Friday, September 08, 2006

"Men Working: A Tract to My Fellow Men"

Please read this well-written and concise article by Aiden J. Humphrey, which is posted at This is a thought-provoking look at our current culture through the lens of the order of creation and the Christian countercultural view of the family.

He implores men to live up to their God-given vocation as the head of the family over and against the feminist model of family life that dominates our culture, even among conservative Christians. Humphrey cites Scripture in his argument, and points out the various pitfalls of the modern American lifestyle that, I suspect, most Christians have not even considered.

His article is provocative and articulate, a call to repentence that is long overdue, one that will upset a lot of people, and will, no doubt, be met by cries of "legalism!" and "Pietism!" by some confessional Lutherans. But frankly, I see no holes in his thought, and I agree with him that we should be taking very real steps toward restoring traditional family institutions among ourselves, weaning ourselves from the luxuries that we perceive to be "necessities" for the sake of our families.
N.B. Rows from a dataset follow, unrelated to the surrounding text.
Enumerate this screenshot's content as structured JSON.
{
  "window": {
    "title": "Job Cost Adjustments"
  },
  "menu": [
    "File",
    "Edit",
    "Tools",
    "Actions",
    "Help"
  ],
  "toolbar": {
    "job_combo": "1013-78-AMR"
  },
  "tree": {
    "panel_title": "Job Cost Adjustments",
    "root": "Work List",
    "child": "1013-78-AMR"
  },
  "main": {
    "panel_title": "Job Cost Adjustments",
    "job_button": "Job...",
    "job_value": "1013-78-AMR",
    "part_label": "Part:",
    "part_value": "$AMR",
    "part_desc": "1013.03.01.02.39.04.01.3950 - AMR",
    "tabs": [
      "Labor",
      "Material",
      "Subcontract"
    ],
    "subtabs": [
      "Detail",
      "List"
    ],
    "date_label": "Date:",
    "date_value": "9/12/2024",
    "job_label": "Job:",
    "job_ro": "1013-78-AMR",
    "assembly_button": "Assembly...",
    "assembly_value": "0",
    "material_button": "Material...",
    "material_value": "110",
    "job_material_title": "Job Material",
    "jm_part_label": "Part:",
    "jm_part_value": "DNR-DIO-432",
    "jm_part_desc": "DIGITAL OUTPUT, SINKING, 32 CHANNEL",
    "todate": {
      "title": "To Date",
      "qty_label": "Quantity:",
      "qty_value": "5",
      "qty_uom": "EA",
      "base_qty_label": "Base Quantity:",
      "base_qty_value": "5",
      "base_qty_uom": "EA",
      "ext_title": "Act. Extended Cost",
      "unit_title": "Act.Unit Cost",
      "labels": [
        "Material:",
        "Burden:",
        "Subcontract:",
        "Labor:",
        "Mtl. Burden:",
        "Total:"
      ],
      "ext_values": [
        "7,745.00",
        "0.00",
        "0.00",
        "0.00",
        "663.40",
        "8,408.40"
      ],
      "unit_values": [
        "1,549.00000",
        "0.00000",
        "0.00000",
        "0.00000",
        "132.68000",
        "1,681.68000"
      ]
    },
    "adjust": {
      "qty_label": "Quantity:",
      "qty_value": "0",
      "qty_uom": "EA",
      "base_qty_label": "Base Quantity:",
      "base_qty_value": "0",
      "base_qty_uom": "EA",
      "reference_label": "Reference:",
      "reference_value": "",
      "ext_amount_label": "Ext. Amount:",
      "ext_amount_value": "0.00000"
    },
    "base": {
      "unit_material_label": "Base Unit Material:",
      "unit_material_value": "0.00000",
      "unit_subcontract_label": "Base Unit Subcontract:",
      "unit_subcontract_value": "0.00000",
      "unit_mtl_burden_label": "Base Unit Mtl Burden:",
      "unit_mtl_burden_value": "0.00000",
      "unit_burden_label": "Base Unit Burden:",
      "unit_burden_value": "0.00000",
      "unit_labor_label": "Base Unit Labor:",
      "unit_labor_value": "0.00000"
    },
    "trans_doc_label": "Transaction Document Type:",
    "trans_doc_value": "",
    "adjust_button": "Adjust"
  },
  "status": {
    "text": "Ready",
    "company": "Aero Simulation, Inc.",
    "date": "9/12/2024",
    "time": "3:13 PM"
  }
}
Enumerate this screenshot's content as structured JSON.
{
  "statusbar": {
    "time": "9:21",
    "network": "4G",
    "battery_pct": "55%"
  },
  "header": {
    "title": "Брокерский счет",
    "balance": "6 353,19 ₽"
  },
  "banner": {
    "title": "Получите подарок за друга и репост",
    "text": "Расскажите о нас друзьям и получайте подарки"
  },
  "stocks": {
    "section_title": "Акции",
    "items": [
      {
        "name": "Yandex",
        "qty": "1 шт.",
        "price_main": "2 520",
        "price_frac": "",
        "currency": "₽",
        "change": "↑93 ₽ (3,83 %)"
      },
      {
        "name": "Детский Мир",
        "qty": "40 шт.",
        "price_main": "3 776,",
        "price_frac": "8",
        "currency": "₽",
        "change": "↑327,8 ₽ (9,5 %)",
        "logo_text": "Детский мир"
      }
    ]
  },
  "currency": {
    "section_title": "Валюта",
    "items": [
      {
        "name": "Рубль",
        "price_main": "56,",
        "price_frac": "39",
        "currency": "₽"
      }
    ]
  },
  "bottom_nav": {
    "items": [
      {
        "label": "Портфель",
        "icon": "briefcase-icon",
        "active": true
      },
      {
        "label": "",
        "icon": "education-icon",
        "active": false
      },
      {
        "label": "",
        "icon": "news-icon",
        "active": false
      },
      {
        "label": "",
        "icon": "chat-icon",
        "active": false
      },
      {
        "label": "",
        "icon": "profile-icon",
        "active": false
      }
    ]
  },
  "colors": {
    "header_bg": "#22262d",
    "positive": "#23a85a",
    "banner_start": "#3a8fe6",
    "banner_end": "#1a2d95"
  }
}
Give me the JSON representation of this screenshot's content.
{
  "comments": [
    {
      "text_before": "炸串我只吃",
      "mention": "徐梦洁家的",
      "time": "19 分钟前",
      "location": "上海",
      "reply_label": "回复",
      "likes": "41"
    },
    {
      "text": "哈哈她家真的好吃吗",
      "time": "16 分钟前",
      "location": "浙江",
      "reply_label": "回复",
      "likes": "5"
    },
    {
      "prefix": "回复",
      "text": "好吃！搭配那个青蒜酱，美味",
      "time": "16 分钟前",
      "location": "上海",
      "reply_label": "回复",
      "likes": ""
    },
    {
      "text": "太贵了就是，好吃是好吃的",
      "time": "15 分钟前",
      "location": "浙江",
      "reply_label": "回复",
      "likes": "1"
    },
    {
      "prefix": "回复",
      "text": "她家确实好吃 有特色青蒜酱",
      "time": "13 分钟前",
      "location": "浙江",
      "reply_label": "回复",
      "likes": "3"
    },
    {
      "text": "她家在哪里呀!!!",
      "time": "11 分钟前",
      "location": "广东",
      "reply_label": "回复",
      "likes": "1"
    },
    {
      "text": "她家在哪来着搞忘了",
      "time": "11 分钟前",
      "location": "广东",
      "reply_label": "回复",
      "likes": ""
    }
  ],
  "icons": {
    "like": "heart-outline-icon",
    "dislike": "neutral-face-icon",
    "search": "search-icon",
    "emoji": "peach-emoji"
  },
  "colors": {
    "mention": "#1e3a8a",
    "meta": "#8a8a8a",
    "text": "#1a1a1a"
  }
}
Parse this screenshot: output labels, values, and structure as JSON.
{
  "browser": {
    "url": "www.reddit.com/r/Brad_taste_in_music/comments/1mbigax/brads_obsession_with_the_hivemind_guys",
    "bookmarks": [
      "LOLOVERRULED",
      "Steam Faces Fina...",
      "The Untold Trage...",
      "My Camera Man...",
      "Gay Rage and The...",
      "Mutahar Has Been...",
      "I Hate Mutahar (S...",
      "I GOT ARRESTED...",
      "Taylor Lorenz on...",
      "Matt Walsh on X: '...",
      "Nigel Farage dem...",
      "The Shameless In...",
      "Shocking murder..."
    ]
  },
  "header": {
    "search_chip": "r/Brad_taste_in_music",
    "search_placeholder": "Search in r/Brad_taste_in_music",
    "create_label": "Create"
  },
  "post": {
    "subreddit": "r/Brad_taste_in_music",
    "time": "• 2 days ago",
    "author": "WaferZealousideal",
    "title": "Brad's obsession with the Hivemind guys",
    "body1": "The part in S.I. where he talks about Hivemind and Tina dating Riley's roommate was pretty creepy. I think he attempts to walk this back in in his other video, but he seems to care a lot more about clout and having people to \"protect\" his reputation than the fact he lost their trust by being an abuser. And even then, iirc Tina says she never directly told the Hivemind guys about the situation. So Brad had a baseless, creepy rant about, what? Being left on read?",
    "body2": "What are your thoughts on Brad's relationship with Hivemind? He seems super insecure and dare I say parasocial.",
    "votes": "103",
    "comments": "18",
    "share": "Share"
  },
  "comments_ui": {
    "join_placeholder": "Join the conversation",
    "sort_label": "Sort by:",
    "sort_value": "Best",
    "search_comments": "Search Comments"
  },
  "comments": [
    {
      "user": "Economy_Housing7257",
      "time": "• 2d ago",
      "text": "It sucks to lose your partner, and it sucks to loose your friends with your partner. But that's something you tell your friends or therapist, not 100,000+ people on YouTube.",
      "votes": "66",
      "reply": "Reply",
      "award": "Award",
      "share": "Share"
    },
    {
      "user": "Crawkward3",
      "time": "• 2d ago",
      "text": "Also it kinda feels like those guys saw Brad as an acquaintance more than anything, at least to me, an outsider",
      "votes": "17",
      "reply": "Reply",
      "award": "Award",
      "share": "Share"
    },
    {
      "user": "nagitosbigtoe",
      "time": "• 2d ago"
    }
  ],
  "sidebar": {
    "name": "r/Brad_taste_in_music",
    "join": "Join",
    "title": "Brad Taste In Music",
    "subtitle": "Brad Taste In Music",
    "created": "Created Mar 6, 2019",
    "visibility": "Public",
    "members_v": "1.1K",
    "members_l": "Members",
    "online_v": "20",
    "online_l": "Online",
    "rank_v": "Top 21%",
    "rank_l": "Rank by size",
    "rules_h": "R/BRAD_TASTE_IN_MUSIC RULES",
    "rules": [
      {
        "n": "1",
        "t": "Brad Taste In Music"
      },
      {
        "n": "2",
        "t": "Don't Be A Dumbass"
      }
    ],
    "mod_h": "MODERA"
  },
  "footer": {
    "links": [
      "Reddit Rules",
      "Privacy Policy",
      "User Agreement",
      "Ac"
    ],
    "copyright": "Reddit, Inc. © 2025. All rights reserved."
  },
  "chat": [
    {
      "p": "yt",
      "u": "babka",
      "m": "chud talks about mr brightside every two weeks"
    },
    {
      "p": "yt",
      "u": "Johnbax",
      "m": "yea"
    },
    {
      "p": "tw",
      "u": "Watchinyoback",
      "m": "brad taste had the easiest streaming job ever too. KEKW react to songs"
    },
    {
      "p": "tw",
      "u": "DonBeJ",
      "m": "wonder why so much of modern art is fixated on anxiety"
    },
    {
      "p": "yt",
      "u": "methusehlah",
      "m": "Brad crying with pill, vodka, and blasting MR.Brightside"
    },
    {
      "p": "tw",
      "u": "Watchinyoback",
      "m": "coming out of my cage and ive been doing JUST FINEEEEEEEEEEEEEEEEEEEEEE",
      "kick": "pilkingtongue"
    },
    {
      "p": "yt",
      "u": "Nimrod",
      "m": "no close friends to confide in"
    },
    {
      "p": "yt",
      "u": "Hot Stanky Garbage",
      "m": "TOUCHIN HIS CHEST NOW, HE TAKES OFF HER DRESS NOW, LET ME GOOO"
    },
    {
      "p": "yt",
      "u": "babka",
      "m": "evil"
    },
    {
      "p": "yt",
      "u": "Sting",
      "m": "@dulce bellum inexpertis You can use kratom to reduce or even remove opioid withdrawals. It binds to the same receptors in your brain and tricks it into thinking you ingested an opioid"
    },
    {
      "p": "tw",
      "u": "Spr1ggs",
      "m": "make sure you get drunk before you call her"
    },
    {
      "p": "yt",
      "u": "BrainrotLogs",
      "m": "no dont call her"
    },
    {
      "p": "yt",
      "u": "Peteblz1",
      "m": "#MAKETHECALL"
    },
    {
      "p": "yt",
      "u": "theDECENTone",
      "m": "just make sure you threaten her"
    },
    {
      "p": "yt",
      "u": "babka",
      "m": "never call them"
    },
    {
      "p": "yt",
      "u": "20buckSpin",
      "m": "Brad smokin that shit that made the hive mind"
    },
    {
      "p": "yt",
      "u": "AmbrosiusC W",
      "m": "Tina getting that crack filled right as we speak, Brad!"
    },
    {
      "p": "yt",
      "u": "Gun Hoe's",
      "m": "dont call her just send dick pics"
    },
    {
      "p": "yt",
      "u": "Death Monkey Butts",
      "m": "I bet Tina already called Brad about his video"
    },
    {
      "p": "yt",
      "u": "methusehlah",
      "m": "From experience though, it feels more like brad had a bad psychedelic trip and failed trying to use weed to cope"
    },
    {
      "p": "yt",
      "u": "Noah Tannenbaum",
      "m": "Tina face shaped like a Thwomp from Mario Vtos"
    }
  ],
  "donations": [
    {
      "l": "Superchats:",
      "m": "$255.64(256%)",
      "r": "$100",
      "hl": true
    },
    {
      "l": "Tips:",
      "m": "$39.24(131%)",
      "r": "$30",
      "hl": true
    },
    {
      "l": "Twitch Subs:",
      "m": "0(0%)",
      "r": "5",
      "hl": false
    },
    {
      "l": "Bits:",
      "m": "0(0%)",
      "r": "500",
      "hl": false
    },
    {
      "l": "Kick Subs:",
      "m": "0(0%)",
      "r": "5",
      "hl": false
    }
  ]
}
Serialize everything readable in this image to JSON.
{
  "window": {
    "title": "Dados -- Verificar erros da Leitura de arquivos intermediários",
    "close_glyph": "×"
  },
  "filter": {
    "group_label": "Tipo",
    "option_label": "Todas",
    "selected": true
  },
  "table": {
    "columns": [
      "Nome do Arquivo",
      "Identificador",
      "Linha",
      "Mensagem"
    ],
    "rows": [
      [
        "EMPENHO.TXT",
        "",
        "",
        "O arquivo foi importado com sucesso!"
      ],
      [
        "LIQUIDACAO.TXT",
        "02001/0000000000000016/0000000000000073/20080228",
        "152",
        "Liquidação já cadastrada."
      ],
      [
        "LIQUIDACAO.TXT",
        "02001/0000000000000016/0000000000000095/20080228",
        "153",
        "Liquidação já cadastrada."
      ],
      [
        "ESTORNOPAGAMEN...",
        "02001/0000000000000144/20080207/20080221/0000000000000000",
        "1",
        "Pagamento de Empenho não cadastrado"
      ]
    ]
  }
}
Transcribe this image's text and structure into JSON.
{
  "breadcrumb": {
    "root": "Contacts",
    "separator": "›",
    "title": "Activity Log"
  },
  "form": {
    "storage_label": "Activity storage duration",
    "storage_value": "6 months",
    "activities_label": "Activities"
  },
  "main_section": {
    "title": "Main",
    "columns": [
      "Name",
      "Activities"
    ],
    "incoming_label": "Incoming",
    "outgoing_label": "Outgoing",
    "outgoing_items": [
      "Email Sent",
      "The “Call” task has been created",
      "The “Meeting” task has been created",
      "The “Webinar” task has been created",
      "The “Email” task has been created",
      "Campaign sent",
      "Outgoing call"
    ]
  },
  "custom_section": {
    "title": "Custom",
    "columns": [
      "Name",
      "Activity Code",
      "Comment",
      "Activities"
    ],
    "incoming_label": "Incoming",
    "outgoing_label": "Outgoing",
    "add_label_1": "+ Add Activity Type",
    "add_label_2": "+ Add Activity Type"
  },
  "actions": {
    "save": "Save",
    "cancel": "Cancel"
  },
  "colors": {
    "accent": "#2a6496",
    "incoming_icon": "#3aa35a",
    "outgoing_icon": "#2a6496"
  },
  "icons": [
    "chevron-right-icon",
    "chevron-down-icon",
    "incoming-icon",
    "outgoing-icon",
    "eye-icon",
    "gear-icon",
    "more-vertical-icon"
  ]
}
This is also an example of why "traditionalism" is a better and more comprehensive path than mere "conservatism" (I'm working on an article on this topic, please check back later). Most members of the LCMS are self-described conservatives, and yet, most of our families have capitulated to the modern, feminist, secularized model of family life that is alien to the Holy Scriptures and to the Christian life, a way of life that is indistinguishable from the lives of non-believers.

1 comment:

Whey Lay said...

Thanks for the link to the story.
When my wife quit work with our first child we couldn't believe how much less stress there was. Instead of both of us working on the weekend to catch up the house work we could actually enjoy the weekend time. By having children we actually gained more time indirectly , from here quiting work. Many families unfortunatly will have the mother working outside the home for a small net amount, after paying for babysitters, gas and car maintenance, more meals out, ect.
I always try to convince new families of these benifits. Congregations would be well served in supporting these young traditional families.

Try looking at some of the "crunchy cons" articles when you get around to your traditional / conservative peice.

Your St. Polycarp retreat sounded great.